Improvisation, Rebellion, and Transformation. A Conversation with Abraham Cruzvillegas  by

by January 15, 2026

Gea Politi: Your Art Basel performance involved transforming four improvised drawings into a single wine label through tearing and reassembly. How do you approach decision-making during the moment of recomposition, and what do you hope the final image will reveal about improvisation as authorship? 

Abraham Cruzvillegas: Even when materials and strategy were designed earlier, I always like to respond to accidents, contradictions, and mistakes during improvisation. Unexpected findings and random encounters can become as important as everything else. I make decisions accordingly when unexpected sensations arise while creating an artwork. In this case, there was an element I didn’t consider that remains only in the very moment of the performance but is definitely an important part of the piece: the sound made while dealing with a gigantic twelve-litre wine bottle, which I was using as a tool.

GP: Terra Mista blends Italian varietals with Napa terroir and will carry your image as its label. How do you see the wine’s “metaphorical mini rebellion” — its hybrid grape mix and adaptability — resonating with your concept of autoconstrucción and cultural assemblage? 

AC: Rebellion takes shape not only in improvised gestures but also while materials take on a voice in response to my actions. Paper, colors, water, and even myself rebel against expectations, accepting failure as part of success. There is no metaphor here, just facts.

GP: The performance uses tinted charcoal and water-soaked sponges to create watercolor-like effects before collage. How did you select these materials and techniques for a durational public activation at Art Basel, and what sensory or material qualities were you aiming to evoke? 

AC: I used four tinted charcoal bars — blue, yellow, pink, and green — to allegorically evoke the different cultural contexts of each grape, each with its own environment and context, but all now shifted to what we call California.

GP This project follows your Two Untitled Maps installation at the Louis M. Martini Winery. In what ways did that site-specific work inform your approach to producing a portable, reproducible image for a wine label and for a global audience at Art Basel? 

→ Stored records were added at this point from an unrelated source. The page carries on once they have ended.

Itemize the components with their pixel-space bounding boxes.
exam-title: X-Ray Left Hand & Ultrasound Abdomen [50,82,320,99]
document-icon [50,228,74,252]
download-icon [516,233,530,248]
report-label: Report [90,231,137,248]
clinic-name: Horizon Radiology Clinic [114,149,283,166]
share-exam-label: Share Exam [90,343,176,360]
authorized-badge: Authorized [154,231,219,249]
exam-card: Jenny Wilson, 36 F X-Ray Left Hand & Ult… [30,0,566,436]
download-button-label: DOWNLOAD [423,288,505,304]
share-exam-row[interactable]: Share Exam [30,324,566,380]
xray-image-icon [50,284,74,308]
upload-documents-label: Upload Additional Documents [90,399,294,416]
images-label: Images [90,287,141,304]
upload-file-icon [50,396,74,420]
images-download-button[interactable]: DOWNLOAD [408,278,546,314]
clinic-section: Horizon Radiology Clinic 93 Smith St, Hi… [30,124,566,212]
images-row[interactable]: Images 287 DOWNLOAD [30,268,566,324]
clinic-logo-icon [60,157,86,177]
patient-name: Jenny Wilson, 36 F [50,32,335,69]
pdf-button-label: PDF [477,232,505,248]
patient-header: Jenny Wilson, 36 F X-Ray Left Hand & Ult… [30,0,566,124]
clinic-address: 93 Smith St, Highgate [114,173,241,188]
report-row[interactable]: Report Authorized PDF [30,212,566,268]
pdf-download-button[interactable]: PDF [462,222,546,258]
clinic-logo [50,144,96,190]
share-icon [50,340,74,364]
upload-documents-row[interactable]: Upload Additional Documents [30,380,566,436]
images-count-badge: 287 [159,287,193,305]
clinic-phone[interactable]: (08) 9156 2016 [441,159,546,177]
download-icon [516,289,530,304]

AC: The work at the Martini tasting room in Napa allowed me to learn about winemaking, including the labor in the vineyards, which involves people with very particular backgrounds and environments. Insects, birds, gophers, and other plants are also part of that process, which culminates when the liquid enters our bodies, transforming us alchemically and connecting us with nature, culture, landscape, and other people in different ways. The artwork made for the label carries all this learning in a way that does not illustrate anything but provides evidence of my own transformation in that very moment.

GP: Your practice often repurposes found materials and foregrounds local histories. How did collaboration with a commercial winery and the constraints of label design influence your process and considerations about circulation, objecthood, and audience? 

AC: I have created similar works for tequila and beer brands, each of which is completely different, starting with the proper questions about the precise context of each product — not only economically or socially but also in terms of manufacture, traditions, history, and nature, thinking about agave, hops, grapes, substrata, soil, earth, sunlight, water, and hands. Then there’s someone sipping something all around the globe.

GP: Terra Mista’s concept responds to changing climate conditions in Napa. Does the project prompt you to think differently about ecological narratives, migration, or adaptability in your art, and if so, how will those ideas appear in the final label or in the broader collaboration? 

AC: I’ve been interested in how to engage in conversation with specialists about the environment in context. I’m constantly learning from biologists, historians, lawyers, botanists, and others to find ways to include those dialogues and the critical apparatus that each field provides. Without making any literal representations, people on the move, plants, animals, and myself are at the heart of my long-term, transdisciplinary (and mostly indisciplinary) research. This research aims to be an educational device, in which the one who learns is me.